Seorang jurnalis lingkungan dari India menceritakan pengalamannya. Ia dituduh sebagai pengkhianat oleh kelompok tertentu. Tuduhan itu menyebar melalui pesan berantai. Keluarganya ikut mendapat tekanan. Ia akhirnya menghentikan liputan investigasi karena takut.
Lapor Polisi Naik, Perlawanan Mulai Terlihat
Meski tekanan tinggi, sebagian korban mulai melawan. Sekitar 22 persen jurnalis perempuan melaporkan kasus ke polisi. Angka ini naik dari 11 persen pada 2020.

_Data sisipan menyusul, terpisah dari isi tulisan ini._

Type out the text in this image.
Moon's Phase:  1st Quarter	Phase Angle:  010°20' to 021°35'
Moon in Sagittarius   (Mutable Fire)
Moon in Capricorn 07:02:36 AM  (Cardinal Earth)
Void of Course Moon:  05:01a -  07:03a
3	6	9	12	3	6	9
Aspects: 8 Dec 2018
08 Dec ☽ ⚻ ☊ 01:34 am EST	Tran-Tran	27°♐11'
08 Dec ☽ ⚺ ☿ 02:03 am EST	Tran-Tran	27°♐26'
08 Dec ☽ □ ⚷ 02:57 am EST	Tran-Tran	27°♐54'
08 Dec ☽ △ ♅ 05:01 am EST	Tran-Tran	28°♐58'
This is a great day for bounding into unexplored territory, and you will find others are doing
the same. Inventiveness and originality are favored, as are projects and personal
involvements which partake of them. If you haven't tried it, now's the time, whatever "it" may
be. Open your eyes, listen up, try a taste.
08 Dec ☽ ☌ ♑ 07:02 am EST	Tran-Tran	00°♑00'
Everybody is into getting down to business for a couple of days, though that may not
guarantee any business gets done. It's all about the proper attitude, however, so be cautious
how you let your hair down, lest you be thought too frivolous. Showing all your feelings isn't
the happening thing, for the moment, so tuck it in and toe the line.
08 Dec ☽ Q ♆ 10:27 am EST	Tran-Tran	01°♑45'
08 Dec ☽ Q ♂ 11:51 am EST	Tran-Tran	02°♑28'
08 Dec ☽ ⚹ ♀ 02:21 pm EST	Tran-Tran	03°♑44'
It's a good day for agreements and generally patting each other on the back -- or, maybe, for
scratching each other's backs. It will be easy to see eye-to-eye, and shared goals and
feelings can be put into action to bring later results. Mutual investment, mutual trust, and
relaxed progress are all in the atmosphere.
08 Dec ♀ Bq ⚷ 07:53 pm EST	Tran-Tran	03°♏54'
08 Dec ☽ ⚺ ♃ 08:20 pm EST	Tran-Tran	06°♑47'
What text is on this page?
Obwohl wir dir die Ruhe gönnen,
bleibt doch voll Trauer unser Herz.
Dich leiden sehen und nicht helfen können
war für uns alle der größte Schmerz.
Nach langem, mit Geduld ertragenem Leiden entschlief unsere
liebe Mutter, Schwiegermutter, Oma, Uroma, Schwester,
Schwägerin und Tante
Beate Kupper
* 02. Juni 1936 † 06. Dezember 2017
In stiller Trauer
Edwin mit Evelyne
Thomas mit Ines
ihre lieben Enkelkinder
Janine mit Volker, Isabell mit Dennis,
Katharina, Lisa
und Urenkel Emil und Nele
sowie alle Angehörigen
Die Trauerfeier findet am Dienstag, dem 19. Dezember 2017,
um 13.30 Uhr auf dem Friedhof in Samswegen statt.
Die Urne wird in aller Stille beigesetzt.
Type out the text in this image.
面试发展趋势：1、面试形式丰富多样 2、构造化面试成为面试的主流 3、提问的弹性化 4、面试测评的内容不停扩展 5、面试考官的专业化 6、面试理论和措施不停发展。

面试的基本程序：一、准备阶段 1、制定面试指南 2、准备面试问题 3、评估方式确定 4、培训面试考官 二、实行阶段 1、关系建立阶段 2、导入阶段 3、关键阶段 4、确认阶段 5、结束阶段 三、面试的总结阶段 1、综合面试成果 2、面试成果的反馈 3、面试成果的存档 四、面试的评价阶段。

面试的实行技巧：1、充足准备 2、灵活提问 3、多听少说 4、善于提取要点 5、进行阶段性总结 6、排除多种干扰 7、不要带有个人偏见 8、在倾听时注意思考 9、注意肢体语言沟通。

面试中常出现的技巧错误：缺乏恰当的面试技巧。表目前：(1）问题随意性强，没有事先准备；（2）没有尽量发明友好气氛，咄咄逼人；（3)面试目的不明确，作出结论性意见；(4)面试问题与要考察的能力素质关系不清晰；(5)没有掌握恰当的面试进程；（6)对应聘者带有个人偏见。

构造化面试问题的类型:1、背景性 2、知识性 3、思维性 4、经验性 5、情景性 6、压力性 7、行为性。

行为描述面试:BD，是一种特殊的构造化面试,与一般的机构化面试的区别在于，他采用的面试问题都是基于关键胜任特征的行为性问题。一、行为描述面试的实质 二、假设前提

Langkah hukum juga meningkat. Pada 2025, 14 persen korban menempuh jalur hukum. Pada 2020, hanya 8 persen. Gugatan ditujukan ke pelaku, platform teknologi, hingga perusahaan media.
Dampak Mental: Depresi, PTSD, dan Kehilangan Pekerjaan
Tekanan digital berdampak langsung pada kesehatan mental. Sebanyak 24,7 persen jurnalis perempuan mengalami kecemasan atau depresi dan mendapat diagnosis medis.
Sekitar 13 persen mengalami PTSD atau gangguan stres pascatrauma.
Seorang jurnalis yang juga aktivis komunitas memilih mundur dari pekerjaannya pada Desember 2023. Ia tidak mampu menghadapi tekanan yang terus datang. Kini ia fokus memulihkan kondisi mental.
Dampak ekonomi ikut terasa. Ia kehilangan penghasilan dan hidup dalam kondisi terbatas. Kasus ini menunjukkan hubungan langsung antara kekerasan digital, sensor diri, dan krisis finansial.
Hukum Tertinggal, Perlindungan Minim
Masalah ini belum diimbangi perlindungan hukum yang memadai. Data World Bank menunjukkan kurang dari 40 persen negara memiliki aturan yang melindungi perempuan dari pelecehan digital.
Kondisi ini membuat korban sulit mendapatkan keadilan. Sistem hukum, platform digital, dan kebijakan publik belum bergerak secepat perkembangan teknologi.
Krisis Nyata di Era AI
AI picu teror digital terhadap jurnalis perempuan bukan ancaman abstrak. Data menunjukkan dampak langsung pada kebebasan pers, kesehatan mental, dan kehidupan ekonomi.
Tanpa perlindungan yang kuat, jurnalis perempuan menghadapi pilihan sulit. Bertahan dengan risiko tinggi atau diam demi keselamatan.